La maggior parte delle persone dorme durante la notte, mentre di giorno si dedica alla propria vita quotidiana. Ovviamente, può accadere di passare una notte insonne, di rimanere svegli fino a tardi, di addormentarsi durante la giornata o, magari a causa di un evento particolare o a seguito di un viaggio o di abitudini non corrette, di passare un periodo dal ritmo veglia / sonno poco equilibrato.

Tuttavia pochi sanno che alcune persone non sono in grado di gestire correttamente il ritmo del sonno, dormono male, troppo spesso o troppo poco, e devono imparare e convivere con questo fastidioso problema.

È il caso di chi soffre di narcolessia, una patologia neurologica piuttosto rara che si manifesta con ripetuti attacchi di sonno in qualsiasi ora e momento ai quali il soggetto in questione non riesce e non può resistere. Al sonno diurno si correla, parallelamente, un riposo notturno incompleto, spesso interrotto da allucinazioni, incubi e risvegli improvvisi.

Le crisi di sonno si verificano in qualsiasi momento, anche nel corso di un momento piacevole, stimolante o impegnativo, per ridurre questi spiacevoli accadimenti i narcolettici devono imparare a compensare in qualche modo il loro bisogno di dormire durante il giorno, ad esempio con brevi momenti di riposo di una ventina di minuti.

Imparare a convivere con la narcolessia

Certamente convivere con la narcolessia è possibile, anche se occorre imparare a sopportare  una serie di situazioni poco piacevoli: paralisi del sonno, allucinazioni, cataplessia, improvvisa perdita del tono muscolare, solo per citarne alcune. Oltre, naturalmente, al rischio di addormentarsi in qualsiasi momento.
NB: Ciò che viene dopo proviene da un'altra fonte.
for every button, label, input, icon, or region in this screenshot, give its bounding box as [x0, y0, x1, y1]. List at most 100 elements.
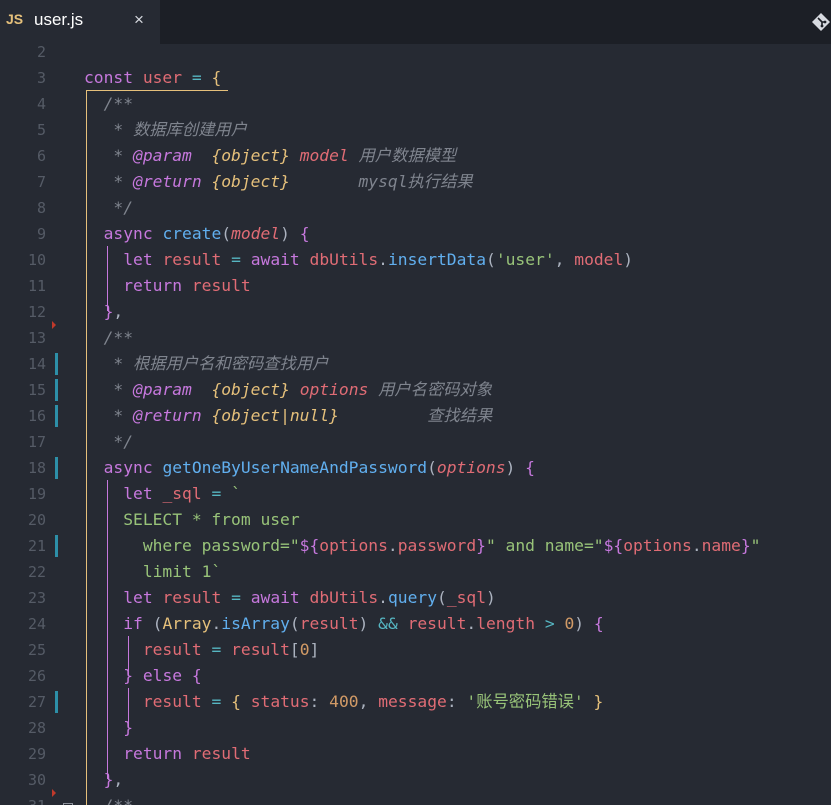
line-number: 7 [36, 173, 46, 191]
code-text: /** [84, 94, 134, 113]
code-line: 28 } [0, 715, 831, 741]
code-text: /**… [84, 793, 143, 805]
code-text: result = result[0] [142, 640, 320, 659]
line-number: 18 [27, 459, 46, 477]
line-number: 31 [0, 793, 46, 805]
code-text: */ [84, 198, 134, 217]
line-number: 19 [27, 485, 46, 503]
code-line: 22 limit 1` [0, 559, 831, 585]
code-text: * 根据用户名和密码查找用户 [84, 354, 329, 373]
code-text: return result [123, 744, 251, 763]
code-text: * @return {object|null} 查找结果 [84, 406, 493, 425]
code-text: SELECT * from user [84, 510, 300, 529]
line-number: 21 [27, 537, 46, 555]
code-line: 8 */ [0, 195, 831, 221]
code-text: * 数据库创建用户 [84, 120, 247, 139]
code-line: 29 return result [0, 741, 831, 767]
line-number: 15 [27, 381, 46, 399]
code-text: if (Array.isArray(result) && result.leng… [123, 614, 604, 633]
git-modified-marker [55, 535, 58, 557]
code-text: const user = { [84, 68, 222, 87]
code-line: 2 [0, 44, 831, 65]
line-number: 29 [27, 745, 46, 763]
code-line: 17 */ [0, 429, 831, 455]
line-number: 27 [27, 693, 46, 711]
code-line: 10 let result = await dbUtils.insertData… [0, 247, 831, 273]
code-line: 23 let result = await dbUtils.query(_sql… [0, 585, 831, 611]
code-text: * @return {object} mysql执行结果 [84, 172, 473, 191]
code-text: }, [103, 302, 124, 321]
line-number: 9 [36, 225, 46, 243]
git-modified-marker [55, 691, 58, 713]
code-line: 4 /** [0, 91, 831, 117]
line-number: 3 [36, 69, 46, 87]
line-number: 5 [36, 121, 46, 139]
line-number: 23 [27, 589, 46, 607]
code-text: result = { status: 400, message: '账号密码错误… [142, 692, 604, 711]
code-line: 7 * @return {object} mysql执行结果 [0, 169, 831, 195]
line-number: 17 [27, 433, 46, 451]
code-text: } [123, 718, 134, 737]
code-line: 27 result = { status: 400, message: '账号密… [0, 689, 831, 715]
code-text: */ [84, 432, 134, 451]
code-text: * @param {object} model 用户数据模型 [84, 146, 457, 165]
code-editor[interactable]: 2 3 const user = {4 /** 5 * 数据库创建用户 6 * @par… [0, 44, 831, 805]
code-line: 19 let _sql = ` [0, 481, 831, 507]
code-line: 31+ /**… [0, 793, 831, 805]
close-icon[interactable]: × [134, 10, 144, 30]
code-line: 15 * @param {object} options 用户名密码对象 [0, 377, 831, 403]
javascript-file-icon: JS [6, 11, 24, 27]
code-line: 30 }, [0, 767, 831, 797]
code-text: }, [103, 770, 124, 789]
line-number: 28 [27, 719, 46, 737]
code-text: } else { [123, 666, 202, 685]
code-text: async create(model) { [103, 224, 310, 243]
line-number: 14 [27, 355, 46, 373]
code-text: /** [84, 328, 134, 347]
line-number: 26 [27, 667, 46, 685]
tab-bar: JS user.js × [0, 0, 831, 44]
line-number: 8 [36, 199, 46, 217]
git-modified-marker [55, 457, 58, 479]
git-modified-marker [55, 353, 58, 375]
git-modified-marker [55, 405, 58, 427]
code-text: let _sql = ` [123, 484, 241, 503]
line-number: 13 [27, 329, 46, 347]
code-line: 12 }, [0, 299, 831, 329]
code-line: 25 result = result[0] [0, 637, 831, 663]
git-diff-icon[interactable] [811, 12, 831, 32]
line-number: 25 [27, 641, 46, 659]
code-line: 6 * @param {object} model 用户数据模型 [0, 143, 831, 169]
git-modified-marker [55, 379, 58, 401]
line-number: 16 [27, 407, 46, 425]
code-text: * @param {object} options 用户名密码对象 [84, 380, 493, 399]
code-line: 26 } else { [0, 663, 831, 689]
code-line: 16 * @return {object|null} 查找结果 [0, 403, 831, 429]
code-text: return result [123, 276, 251, 295]
code-line: 5 * 数据库创建用户 [0, 117, 831, 143]
code-line: 11 return result [0, 273, 831, 299]
code-line: 13 /** [0, 325, 831, 351]
line-number: 30 [27, 771, 46, 789]
code-line: 24 if (Array.isArray(result) && result.l… [0, 611, 831, 637]
line-number: 20 [27, 511, 46, 529]
code-text: async getOneByUserNameAndPassword(option… [103, 458, 535, 477]
line-number: 6 [36, 147, 46, 165]
code-text: let result = await dbUtils.query(_sql) [123, 588, 496, 607]
code-line: 18 async getOneByUserNameAndPassword(opt… [0, 455, 831, 481]
line-number: 22 [27, 563, 46, 581]
line-number: 11 [27, 277, 46, 295]
line-number: 2 [36, 44, 46, 61]
code-line: 14 * 根据用户名和密码查找用户 [0, 351, 831, 377]
code-text: limit 1` [84, 562, 222, 581]
code-text: where password="${options.password}" and… [84, 536, 761, 555]
code-line: 3 const user = { [0, 65, 831, 91]
line-number: 24 [27, 615, 46, 633]
code-line: 9 async create(model) { [0, 221, 831, 247]
tab-filename: user.js [34, 10, 84, 29]
tab-user-js[interactable]: JS user.js × [0, 0, 160, 44]
line-number: 12 [27, 303, 46, 321]
code-line: 21 where password="${options.password}" … [0, 533, 831, 559]
code-line: 20 SELECT * from user [0, 507, 831, 533]
line-number: 10 [27, 251, 46, 269]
In realtà è difficile anche da diagnosticare: prima di arrivare ad essere certi di soffrire di narcolessia, è necessario sottoporsi ad una serie di esami e di test clinici, finalizzati al monitoraggio del sonno sia durante il giorno che la notte. La narcolessia è una malattia cronica, per la quale non esiste una cura specifica, ma è possibile controllarne i sintomi.